Wikipedia nicely summarizes that Love-Locks are a custom by which padlocks are affixed to a fence, gate, bridge or similar public fixture by sweethearts at an increasing number of locations in the world to symbolize their everlasting love. The phenomenon is a new one, which began in the 2000s at the earliest. But what is behind this trend of symbolizing our love? Why do we do it? How does it work?

Does the lock, the image of being bound and chained, really symbolize how we feel about our loved one? Probably not, or at least we like to think not. So is it the public place we chain the lock to that contains the important symbolism? A traffic bridge over a dirty urban river? Probably not. Further, the ‘everlasting love’ element of the gesture is at least precarious; not only are the structures the locks are attached to often torn down, but the locks are often removed by authorities. In Florence 5500 locks were taken down by the council, in Dublin the council have committed themselves to removing all locks in the city centre, in Canada locks have been removed because they are ‘a distraction from nature.’

So what makes us do it? The answer is: repetition. One lock means nothing at all, it does not contain any inherent symbolic quality that represents our ‘true love’ or anything like that. But when there are a whole load of locks, suddenly the symbolism starts to work. As such, Love-Locks teach us something fundamental about relationships; the idea of relationships as ‘unique’ and individual is replaced by a sense of the repetitious quality of the relationship.

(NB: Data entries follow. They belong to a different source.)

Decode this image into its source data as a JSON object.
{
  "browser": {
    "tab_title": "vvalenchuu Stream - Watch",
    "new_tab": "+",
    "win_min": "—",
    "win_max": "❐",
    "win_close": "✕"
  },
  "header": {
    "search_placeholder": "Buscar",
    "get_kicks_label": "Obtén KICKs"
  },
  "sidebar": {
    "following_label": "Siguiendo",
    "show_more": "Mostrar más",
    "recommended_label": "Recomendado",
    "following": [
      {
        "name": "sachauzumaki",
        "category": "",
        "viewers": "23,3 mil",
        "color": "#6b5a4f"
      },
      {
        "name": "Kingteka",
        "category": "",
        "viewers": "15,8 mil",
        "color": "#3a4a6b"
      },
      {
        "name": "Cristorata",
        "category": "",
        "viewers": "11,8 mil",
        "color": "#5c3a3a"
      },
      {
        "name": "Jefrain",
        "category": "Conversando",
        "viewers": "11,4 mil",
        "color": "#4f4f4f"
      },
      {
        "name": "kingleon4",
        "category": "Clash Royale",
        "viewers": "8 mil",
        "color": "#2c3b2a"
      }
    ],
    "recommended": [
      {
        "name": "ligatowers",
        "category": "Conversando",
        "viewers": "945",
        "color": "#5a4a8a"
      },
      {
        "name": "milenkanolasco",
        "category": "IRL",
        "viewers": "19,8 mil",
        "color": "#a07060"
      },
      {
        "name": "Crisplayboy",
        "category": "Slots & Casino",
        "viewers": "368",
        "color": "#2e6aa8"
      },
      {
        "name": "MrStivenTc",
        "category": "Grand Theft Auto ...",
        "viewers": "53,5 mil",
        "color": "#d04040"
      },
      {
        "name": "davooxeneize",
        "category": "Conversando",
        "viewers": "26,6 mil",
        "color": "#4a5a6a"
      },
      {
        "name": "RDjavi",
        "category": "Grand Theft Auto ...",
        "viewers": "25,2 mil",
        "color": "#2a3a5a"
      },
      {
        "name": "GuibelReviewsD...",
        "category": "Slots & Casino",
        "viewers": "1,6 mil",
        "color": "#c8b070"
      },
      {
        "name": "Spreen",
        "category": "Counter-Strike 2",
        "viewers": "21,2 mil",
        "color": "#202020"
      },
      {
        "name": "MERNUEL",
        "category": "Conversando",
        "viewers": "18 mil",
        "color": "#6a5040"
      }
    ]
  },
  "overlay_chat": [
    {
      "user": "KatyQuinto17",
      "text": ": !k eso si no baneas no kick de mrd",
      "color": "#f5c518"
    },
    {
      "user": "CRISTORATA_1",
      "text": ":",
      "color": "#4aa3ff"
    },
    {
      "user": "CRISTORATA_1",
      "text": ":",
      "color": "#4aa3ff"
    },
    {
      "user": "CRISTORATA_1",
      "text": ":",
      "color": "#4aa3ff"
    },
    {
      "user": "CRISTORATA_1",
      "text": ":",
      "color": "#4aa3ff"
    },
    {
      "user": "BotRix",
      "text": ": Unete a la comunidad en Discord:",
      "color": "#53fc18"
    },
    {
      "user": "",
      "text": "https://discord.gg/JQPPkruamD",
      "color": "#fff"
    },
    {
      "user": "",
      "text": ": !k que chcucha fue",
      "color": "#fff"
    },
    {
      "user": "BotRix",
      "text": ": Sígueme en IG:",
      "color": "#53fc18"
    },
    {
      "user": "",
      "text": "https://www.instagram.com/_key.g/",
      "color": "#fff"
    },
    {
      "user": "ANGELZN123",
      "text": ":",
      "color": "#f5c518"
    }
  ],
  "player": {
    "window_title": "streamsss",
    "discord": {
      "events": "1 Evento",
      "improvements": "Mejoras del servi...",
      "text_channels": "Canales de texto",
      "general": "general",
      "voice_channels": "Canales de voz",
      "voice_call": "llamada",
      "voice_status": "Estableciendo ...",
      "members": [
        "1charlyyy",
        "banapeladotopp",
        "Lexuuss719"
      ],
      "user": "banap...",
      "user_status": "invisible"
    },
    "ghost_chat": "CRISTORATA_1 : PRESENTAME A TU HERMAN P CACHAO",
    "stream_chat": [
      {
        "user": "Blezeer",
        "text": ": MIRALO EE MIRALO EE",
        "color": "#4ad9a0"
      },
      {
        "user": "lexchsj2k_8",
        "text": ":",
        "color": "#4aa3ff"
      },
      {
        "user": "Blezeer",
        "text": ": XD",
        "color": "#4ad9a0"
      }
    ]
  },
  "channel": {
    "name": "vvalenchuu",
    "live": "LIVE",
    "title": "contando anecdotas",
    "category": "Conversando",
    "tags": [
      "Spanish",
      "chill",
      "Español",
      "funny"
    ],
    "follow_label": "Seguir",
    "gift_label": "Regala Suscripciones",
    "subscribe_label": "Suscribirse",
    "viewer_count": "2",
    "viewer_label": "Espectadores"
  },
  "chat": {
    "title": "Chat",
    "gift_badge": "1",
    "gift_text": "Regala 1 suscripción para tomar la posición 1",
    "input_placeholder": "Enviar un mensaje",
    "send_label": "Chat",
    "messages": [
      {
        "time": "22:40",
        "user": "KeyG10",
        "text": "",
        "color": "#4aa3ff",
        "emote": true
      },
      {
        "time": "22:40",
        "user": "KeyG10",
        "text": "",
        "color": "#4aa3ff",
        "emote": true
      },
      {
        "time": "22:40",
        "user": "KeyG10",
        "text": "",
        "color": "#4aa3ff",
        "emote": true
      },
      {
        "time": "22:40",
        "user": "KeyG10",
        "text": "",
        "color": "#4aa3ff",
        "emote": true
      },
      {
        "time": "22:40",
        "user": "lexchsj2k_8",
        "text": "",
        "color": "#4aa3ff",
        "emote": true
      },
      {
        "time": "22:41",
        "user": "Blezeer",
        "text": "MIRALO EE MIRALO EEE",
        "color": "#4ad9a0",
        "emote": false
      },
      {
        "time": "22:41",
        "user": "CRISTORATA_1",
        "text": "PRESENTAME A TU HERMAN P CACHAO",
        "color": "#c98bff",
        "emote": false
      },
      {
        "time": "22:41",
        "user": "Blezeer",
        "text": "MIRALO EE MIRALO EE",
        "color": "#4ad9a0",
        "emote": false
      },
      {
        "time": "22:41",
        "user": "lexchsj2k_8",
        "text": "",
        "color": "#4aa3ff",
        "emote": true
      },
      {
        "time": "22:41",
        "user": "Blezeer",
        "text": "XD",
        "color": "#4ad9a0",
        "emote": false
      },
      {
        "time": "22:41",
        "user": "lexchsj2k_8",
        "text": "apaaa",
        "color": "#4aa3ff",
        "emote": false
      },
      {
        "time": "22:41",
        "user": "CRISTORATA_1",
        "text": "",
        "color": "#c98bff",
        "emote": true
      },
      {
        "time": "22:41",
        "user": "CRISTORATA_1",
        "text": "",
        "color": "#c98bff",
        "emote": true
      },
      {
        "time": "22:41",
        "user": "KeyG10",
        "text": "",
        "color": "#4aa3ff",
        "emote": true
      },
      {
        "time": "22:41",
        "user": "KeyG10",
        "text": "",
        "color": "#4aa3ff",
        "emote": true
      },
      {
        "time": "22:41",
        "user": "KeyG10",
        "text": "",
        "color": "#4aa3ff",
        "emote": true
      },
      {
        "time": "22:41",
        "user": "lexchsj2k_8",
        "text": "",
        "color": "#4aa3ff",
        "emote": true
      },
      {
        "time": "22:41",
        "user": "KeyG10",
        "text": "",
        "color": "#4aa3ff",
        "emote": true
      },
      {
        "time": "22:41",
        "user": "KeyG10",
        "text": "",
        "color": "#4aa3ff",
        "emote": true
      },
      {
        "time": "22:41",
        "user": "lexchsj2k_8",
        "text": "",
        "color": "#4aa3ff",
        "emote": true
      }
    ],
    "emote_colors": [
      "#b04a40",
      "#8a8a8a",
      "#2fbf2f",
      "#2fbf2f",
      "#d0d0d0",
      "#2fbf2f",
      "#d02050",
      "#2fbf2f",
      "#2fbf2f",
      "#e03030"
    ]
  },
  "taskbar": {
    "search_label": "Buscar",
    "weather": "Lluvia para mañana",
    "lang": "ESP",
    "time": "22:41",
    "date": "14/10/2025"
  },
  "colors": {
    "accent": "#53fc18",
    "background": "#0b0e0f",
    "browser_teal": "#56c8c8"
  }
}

Aristotle made a distinction between two forms of repetition, automaton and tyche. Whilst the automaton is an automatic repetition, a machine-like, controlled doubling, tyche is an accidental repetition, a coincidence or chance meeting. The automaton pertains to the repetition of the symbolic; a sign is a sign only insofar as it is repeatable, and this is what constitutes the symbolic. The symbolic is the idea of complete identity, the representation in language of something that appears to be outside language. This is exactly what is happening here, on the Love-Lock bridge. By millions and millions of repetitions of the same gesture, the impression is created that ‘all these symbols must refer to something else, some powerful love or commitment which exists elsewhere.’ In fact, there is nothing behind the repetition except our desire to believe that there is.  As Kierkegaard writes; ‘the love of repetition is in truth the only happy love.’

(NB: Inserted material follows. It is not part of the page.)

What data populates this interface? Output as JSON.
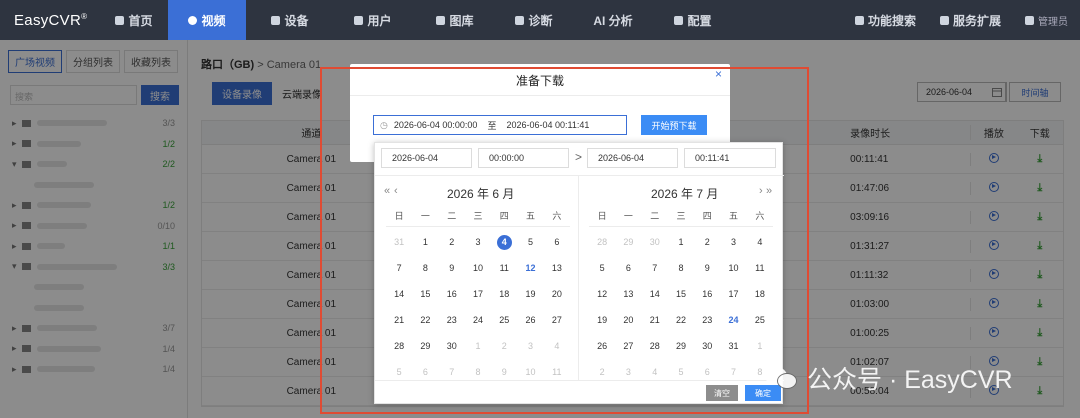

(A purpose built iron-tree for love-locks, showing that in a way love-locks are the opposite of graffiti, they are not a gesture against the norm but a reflection of the norm’s ideology)

Yet, on the other hand, the other form of repetition, the tyche, pertains to a completely different register. So whilst the first type is a repetition of the pleasure principle, a form of mastery and control (think of the lock) the second type is destructive and incoherent. But as Mladen Dolar has argued, these two forms of repetition are in fact always happening simultaneous. To put it simply, says Dolar, ‘tyche is the gap of the automaton.’ There is a tiny gap between one occurrence and the next, which is difference itself. In every repetition there is, already, in a minimal way, the emergence of that which escapes symbolization. This difference is not the unique quality of our relationship with our boyfreinds or girlfreinds that makes it perfect and complete, but our inevitable failure of all attempts to symbolize the relationship as complete. It is not that language is inadequate to symbolize our relationship but that our relationship only exists within the inadequacy of language.